Profiteroles have been one of my favorite desserts since I was a young girl! My great aunt would serve them every time we came over for dinner. She would make large ones. My brother dubbed them “potatoes” – a name that always stuck with my family. Serve with ice cream and hot fudge sauce – can’t get more delicious!
1 cup milk
1 stick unsalted butter
Pinch of salt
1 cup Deya’s Gluten-Free Cake Flour
4 large eggs
1/2 cup heavy cream
Preheat the oven to 425ºF.
Heat the milk, butter, and salt over medium head until scalded.
When the butter is melted, add Deya's Gluten-Free Cake Flour and beat with a spoon until the mixture forms a dough.
Stir constantly over a low heat for 2 minutes.
Pour the dough into a food processor with a metal blade.

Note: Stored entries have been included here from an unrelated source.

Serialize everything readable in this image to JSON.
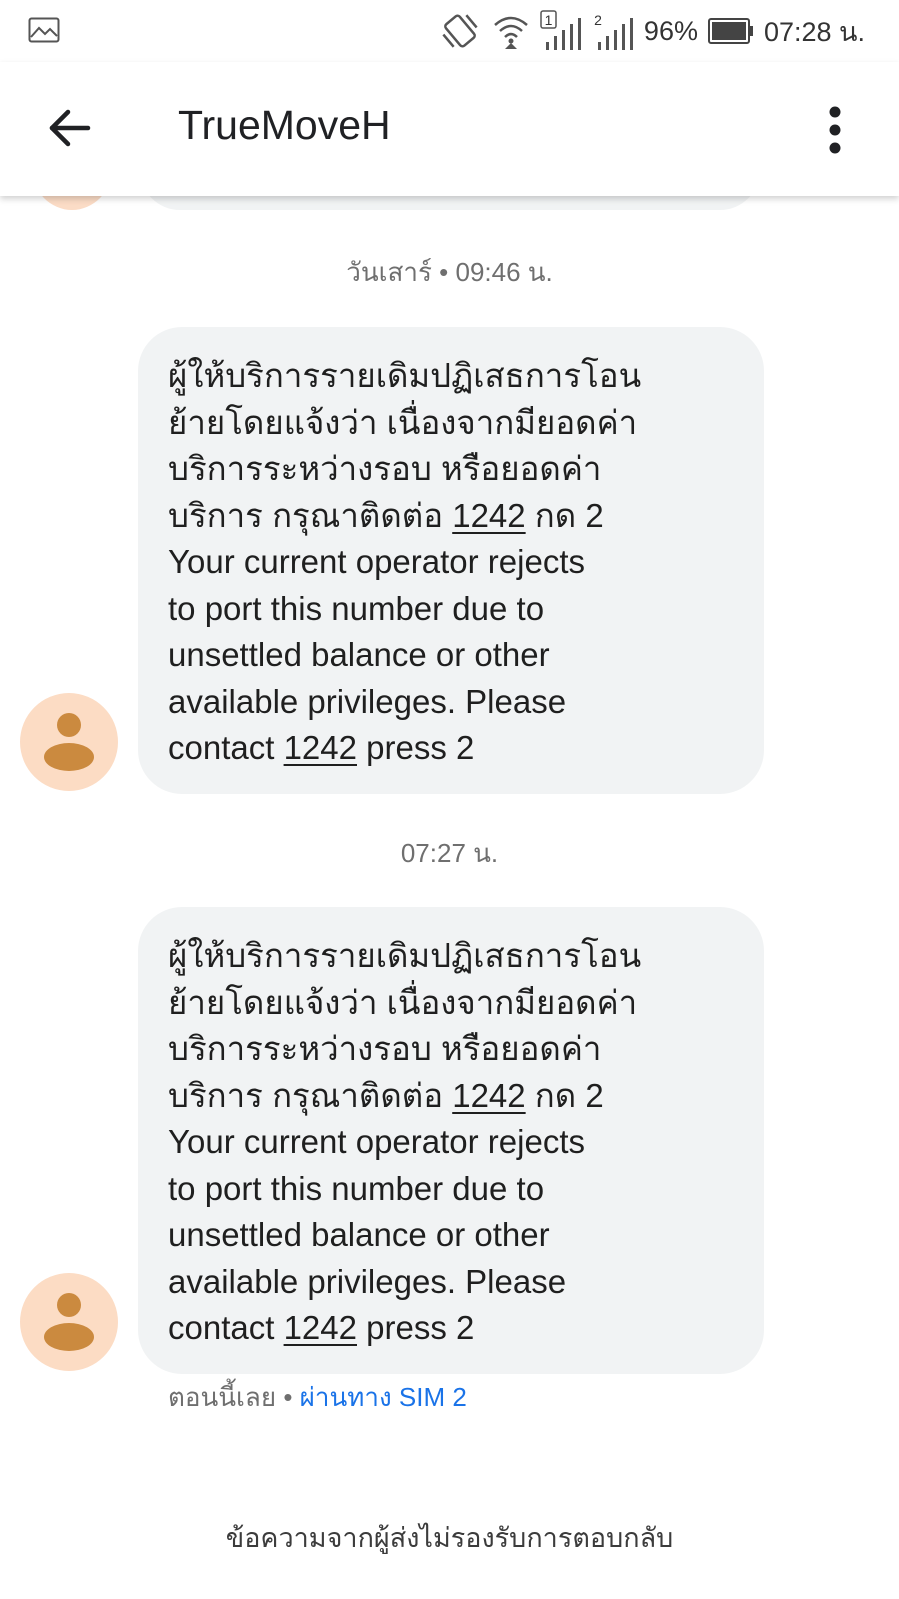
{
  "status_bar": {
    "battery": "96%",
    "time": "07:28 น.",
    "sim1_label": "1",
    "sim2_label": "2"
  },
  "app_bar": {
    "title": "TrueMoveH"
  },
  "messages": [
    {
      "timestamp": "วันเสาร์ • 09:46 น.",
      "lines": [
        [
          "ผู้ให้บริการรายเดิมปฏิเสธการโอน"
        ],
        [
          "ย้ายโดยแจ้งว่า เนื่องจากมียอดค่า"
        ],
        [
          "บริการระหว่างรอบ หรือยอดค่า"
        ],
        [
          "บริการ กรุณาติดต่อ ",
          "1242",
          " กด 2"
        ],
        [
          "Your current operator rejects"
        ],
        [
          "to port this number due to"
        ],
        [
          "unsettled balance or other"
        ],
        [
          "available privileges. Please"
        ],
        [
          "contact ",
          "1242",
          " press 2"
        ]
      ]
    },
    {
      "timestamp": "07:27 น.",
      "lines": [
        [
          "ผู้ให้บริการรายเดิมปฏิเสธการโอน"
        ],
        [
          "ย้ายโดยแจ้งว่า เนื่องจากมียอดค่า"
        ],
        [
          "บริการระหว่างรอบ หรือยอดค่า"
        ],
        [
          "บริการ กรุณาติดต่อ ",
          "1242",
          " กด 2"
        ],
        [
          "Your current operator rejects"
        ],
        [
          "to port this number due to"
        ],
        [
          "unsettled balance or other"
        ],
        [
          "available privileges. Please"
        ],
        [
          "contact ",
          "1242",
          " press 2"
        ]
      ],
      "meta_time": "ตอนนี้เลย • ",
      "meta_sim": "ผ่านทาง SIM 2"
    }
  ],
  "footer": {
    "no_reply": "ข้อความจากผู้ส่งไม่รองรับการตอบกลับ"
  }
}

Add the eggs and pulse until the eggs are incorporated into the dough and the mixture is thick.
With two spoons scoop one inch mounds of the mixture onto a cookie sheet lined with parchment paper or a silplat.
With wet fingers gently shape the mounds.
Bake for 20 minutes, or until lightly browned.
Turn the oven off and allow them to sit in the oven for another 10 minutes, until they sound hollow when tapped.
Make a small slit in the side of each puff to allow the steam to escape and set aside to cool.